Produits « Pro » : une distinction mouvante
Il est désormais courant de voir des utilisateurs chercher à monter des machines disposant d'atouts qui étaient auparavant réservés aux entreprises : accès distant matériel, connectique réseau ultra-rapide, multiplicité des ports pour des périphériques de stockage. Cela peut être par passion et volonté d'apprendre, ou parce qu'ils en ont un besoin professionnel sans forcément être une grande structure qui s'adressera à des intégrateurs spécialisés.
C'est notamment le mouvement des « créateurs », qui touche de nombreux secteurs où la frontière entre produits classiques et « Pro » devient de plus en plus fine, qui profite également aux PME/PMI. On le voit avec les cartes graphiques qui sont loin de ne servir qu'aux jeux, NVIDIA ayant par exemple débridé le passthrough GPU récemment.
Tous les marchés sont concernés
Mais aussi dans le domaine du réseau, avec la montée en puissance des solutions « Software Defined », que ce soit avec Netgear et son Inisight ou la gamme de produits développée par Ubiquiti, que l'on trouve chez tout bon revendeur.
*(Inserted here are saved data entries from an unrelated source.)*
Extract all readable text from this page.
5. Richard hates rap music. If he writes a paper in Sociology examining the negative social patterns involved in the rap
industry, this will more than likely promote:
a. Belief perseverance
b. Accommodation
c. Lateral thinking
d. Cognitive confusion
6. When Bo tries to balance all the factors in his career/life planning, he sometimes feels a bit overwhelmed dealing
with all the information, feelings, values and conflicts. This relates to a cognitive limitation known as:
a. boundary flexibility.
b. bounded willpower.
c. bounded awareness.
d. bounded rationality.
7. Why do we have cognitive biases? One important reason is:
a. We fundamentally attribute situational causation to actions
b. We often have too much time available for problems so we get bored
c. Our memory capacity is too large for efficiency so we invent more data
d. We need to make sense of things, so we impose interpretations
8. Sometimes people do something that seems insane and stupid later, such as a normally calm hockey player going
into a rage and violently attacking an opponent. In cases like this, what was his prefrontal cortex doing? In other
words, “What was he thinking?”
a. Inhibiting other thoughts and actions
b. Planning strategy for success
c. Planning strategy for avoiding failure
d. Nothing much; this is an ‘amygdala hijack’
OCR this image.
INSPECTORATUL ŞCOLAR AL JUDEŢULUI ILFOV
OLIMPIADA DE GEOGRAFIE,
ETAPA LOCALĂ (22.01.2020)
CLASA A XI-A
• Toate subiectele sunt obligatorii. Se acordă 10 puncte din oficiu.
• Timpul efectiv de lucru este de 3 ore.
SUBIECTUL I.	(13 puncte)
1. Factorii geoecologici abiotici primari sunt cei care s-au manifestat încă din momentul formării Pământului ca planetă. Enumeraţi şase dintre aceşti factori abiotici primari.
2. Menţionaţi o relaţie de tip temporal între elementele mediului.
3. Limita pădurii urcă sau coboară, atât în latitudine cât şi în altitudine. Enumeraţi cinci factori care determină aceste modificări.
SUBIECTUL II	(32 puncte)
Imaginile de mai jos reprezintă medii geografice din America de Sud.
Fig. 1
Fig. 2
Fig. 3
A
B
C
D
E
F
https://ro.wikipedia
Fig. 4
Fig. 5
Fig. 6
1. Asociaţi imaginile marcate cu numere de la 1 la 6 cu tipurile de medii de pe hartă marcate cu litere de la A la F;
Dans le domaine des cartes mères, c'est ASRock Rack qui porte cet effort depuis quelques années.
Nous l'avons déjà vu avec la mise sur le marché de cartes mères pouvant prendre place dans un serveur, équipées d'un socket AM4 pour processeurs Ryzen d'AMD, intégrant jusqu'à 16 cœurs. C'est aussi le cas avec la gamme Threadripper, grimpant cette fois jusqu'à 64 cœurs et prévu initialement pour les stations de travail.
Mais ils peuvent tout aussi bien remplacer un EPYC mono-socket pour de nombreux usages. La carte mère TRX40D8-2N2T permet ainsi de les accueillir en profitant de multiples PCIe 4.0, S-ATA (DOM), de l'OCulink, 2x 10 Gb/s et 2x 2,5 Gb/s pour le réseau. Elle est vendue 700 euros. Nous l'avons testée pour voir ce qu'elle permet.
Threadripper : le lien entre Ryzen et EPYC
Commençons par un rappel : physiquement, les EPYC d'AMD et les Ryzen Threadripper partagent un même socket LGA à 4094 broches, dont le nom diffère selon les cas. Et pour cause : ils sont électriquement incompatibles, l'exploitation du brochage évoluant d'une gamme de processeurs à l'autre. On ne peut donc pas utiliser l'un avec une carte mère prévue pour l'autre, contrairement à ce qu'il est possible de faire avec les Core et Xeon d'Intel par exemple.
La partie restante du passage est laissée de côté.